NTT DoCoMo Inc. (NYSE: DCM) has confirmed that it has had "meetings" with both South Korea’s KT Freetel Co. and SingTel about potential alliances. Not surprisingly, however, the Japanese company is keeping the details under its hat.

Consequently, speculation is rife about the nature of these meetings. Various reports mention the potential purchase of a stake in Freetel, or some sort of technology cooperation, but DoCoMo spokeswoman Mariko Hanoka says the company declines to elaborate on an official statement issued Tuesday that “nothing had been determined” from the discussions.

DoCoMo signaled its intention to take its shopping bag and a bulging purse to Asia's telco market in May 2001 when company president and CEO Keiji Tachikawa said the company would seek to promote business in Korea, Hong Kong, and Singapore.

DoCoMo has already dipped into its coffers in the region for a 20 percent stake in Taiwan’s KG Telecom last November but was thwarted in its efforts to take a 14.5 percent stake in SK Telecom (Nasdaq: SKM) following some protracted haggling over the price. KG Telecom launched its own i-mode service on June 20.

DoCoMo will likely be cautious, however. Its previous investments in Asia, including a 25.4 percent equity stake in Hutchison Telecommunications (Hong Kong) Ltd., contributed to a whopping ¥812.9 billion (US$6.86 billion) extraordinary loss on foreign telecom investments last year that dragged the company to its lowest profits since 1998.

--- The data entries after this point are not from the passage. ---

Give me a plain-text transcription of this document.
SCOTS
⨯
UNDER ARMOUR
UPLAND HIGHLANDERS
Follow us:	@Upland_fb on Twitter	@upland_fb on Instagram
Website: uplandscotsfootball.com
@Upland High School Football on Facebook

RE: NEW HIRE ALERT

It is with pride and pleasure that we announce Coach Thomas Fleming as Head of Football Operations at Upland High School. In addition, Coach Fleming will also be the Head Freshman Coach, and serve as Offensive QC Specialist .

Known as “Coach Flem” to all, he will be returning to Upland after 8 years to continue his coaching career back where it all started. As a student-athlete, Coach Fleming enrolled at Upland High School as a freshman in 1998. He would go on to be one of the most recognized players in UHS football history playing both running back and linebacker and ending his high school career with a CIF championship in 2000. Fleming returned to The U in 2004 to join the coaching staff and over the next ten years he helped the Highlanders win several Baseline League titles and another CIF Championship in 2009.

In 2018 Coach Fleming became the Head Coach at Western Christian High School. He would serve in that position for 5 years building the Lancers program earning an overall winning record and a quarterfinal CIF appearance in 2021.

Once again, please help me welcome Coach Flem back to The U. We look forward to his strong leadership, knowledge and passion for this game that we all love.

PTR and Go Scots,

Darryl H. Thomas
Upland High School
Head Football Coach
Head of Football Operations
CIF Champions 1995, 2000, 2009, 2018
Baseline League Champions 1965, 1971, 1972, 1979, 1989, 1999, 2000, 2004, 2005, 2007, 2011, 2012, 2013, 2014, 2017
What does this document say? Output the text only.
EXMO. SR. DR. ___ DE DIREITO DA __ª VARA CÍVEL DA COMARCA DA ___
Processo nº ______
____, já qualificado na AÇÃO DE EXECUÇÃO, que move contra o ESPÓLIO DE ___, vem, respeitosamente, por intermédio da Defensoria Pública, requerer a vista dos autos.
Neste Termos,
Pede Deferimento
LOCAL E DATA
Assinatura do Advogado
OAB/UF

We couldn't let this one go without adding to the speculation, so here goes. Freetel could be interested in a technology swap involving the revenue-sharing billing system that DoCoMo developed for i-mode, according to Naomi Iida, telecom analyst at West LB Japan: “It’s not about money, it’s about technology. When you move to international roaming, billing becomes extremely difficult. One user goes around different networks, but databases are held by a single operator. It could be that Freetel is interested in DoCoMo’s billing technology."